Jim Stewart: The levy on pension funds makes economic sense, but it has been very poorly presented, and it is inequitable in its proposed from.
The levy makes economic sense because the State has a large budget deficit (forecast at 10% of GDP for 2011), reducing this deficit without steps to improve economic growth would exacerbate the problem. At the same time the State cannot borrow on capital markets and borrowing from the ECB/EU is expensive.
The household savings rate for 2009 was estimated by the CSO to be 12% of income in 2009. The household sector held €105 billion in net financial assets in 2009, and an estimated €240 billion in housing (excluding land).
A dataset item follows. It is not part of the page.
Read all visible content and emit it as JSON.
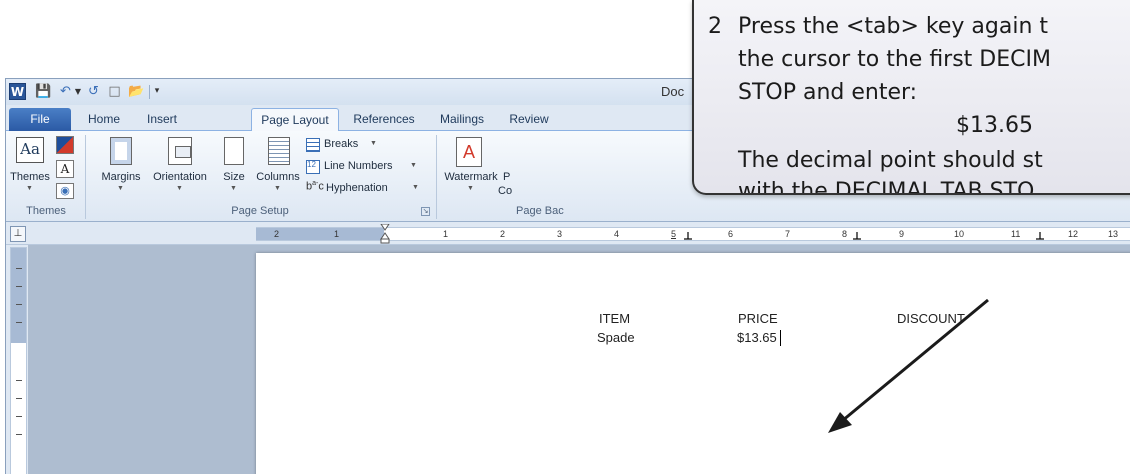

It is likely that net financial assets have increased since then, and the value of the housing stock has fallen.
Thus the household sector in Ireland in aggregate, is not ‘bankrupt’ and cannot become ‘bankrupt’ in the context of a monetary union and integrated financial markets with no capital controls. The prediction by Morgan Kelly of ‘a prolonged and chaotic national bankruptcy’ is thus misleading. The analogy would be Orange County in the US which became bankrupt or insolvent in the sense that State employees, interest on debt etc. could not be paid, but the citizens of Orange County did not become bankrupt/insolvent.
Recent publicity given to the view that Ireland is bankrupt, and that a policy option is to leave the Euro causes further outflows, and helps bring about one aspect of that which has been predicted - the insolvency of the State.
An important economic issue is that most savings are held outside Ireland in the form of pension funds, and increasingly deposits. A solution to the budget deficit is to use these savings, by borrowing or by taxation. This is what has been proposed in relation to pension funds. It is in effect a form of wealth tax but it is a partial wealth tax which it is proposed to levy on some forms of pension assets (those pension assets that have benefited from tax relief), while ignoring those who have chosen to provide for their pension, via conventional savings or by property, and the implicit value of public sector pensions The partial nature of this levy is one of the reasons, as argued later, why it is inequitable.
But the case has been poorly presented. The vital jobs initiative is dependent on funding from this source. Yet some of the information issued is misleading, for example in relation to the decision not to impose the proposed tax on ARFs because it is argued that they were ‘closest in nature and an alternative to an annuity’. They are in fact closest in nature to a pension fund as that fund is operated in Ireland. But more important there is poor data on the value of pension fund assets. The former Minister for Finance stated in answer to a PQ (16th December) that there ‘was no data on the value of individual pension schemes’. There is also no recent data on the value of ARFs. The most recent estimate is for 2005 and the figure then was 6600 schemes held €1.1 billion in assets (Budget 2006, Internal Review of Certain Tax Schemes, G, p. 21).
The proposal as currently envisaged is inequitable. Employees in the public sector are more likely to have a pension than those in the private sector, and this pension is also likely to be larger. Yet the proposal envisages legislation which will enable funded schemes to ‘reduce the pension payable’ (Pension Fund Levy Q and A. Department of Finance). Some of those who are currently retired have extremely generous pensions, and will bear no extra tax burden, while a majority of the population aged over 65 have no occupational pension.
It is proposed not to impose a levy on ARFs yet the tax treatment of ARFs under certain circumstances is far more generous than pensions in payment.
A more equitable and hence acceptable proposal would be to extend the levy to all pension fund assets that have not been annuitised.
The proposed funding of the vital jobs initiative appears to have been poorly thought out. This may be partly explained by complications introduced into government policy making by negotiations with the EU/ECB/IMF. These bodies have conflicting views on policy, some policies proposed are incoherent. Key decision makers appear at times to be both ill informed and arrogant.
The Minister for Finance has given a commitment to ‘examine’ the issue of tax reliefs on pensions contained in the EU/IMF programme and any ‘scope for fiscally neutral changes’. The implication being that the levy on assets may result in a proposal for smaller reductions in announced tax reliefs. The implications of such changes need to be carefully considered so that existing inequities in the tax treatment of pensions are not exacerbated. Such an examination may show that further reducing tax reliefs for pension provision, increasing the pension contribution of high earners in the public sector and reducing tax allowances for those retired persons with large pensions is a more equitable and effective means of funding the vital jobs initiative .
The issue of the taxation of pension funds has been confused by the issue of high charges by pension funds. Tasc/TCD Pension Policy Research Group has long argued that pension fund charges are excessive and should be reduced. This should happen irrespective of the tax treatment of pension funds.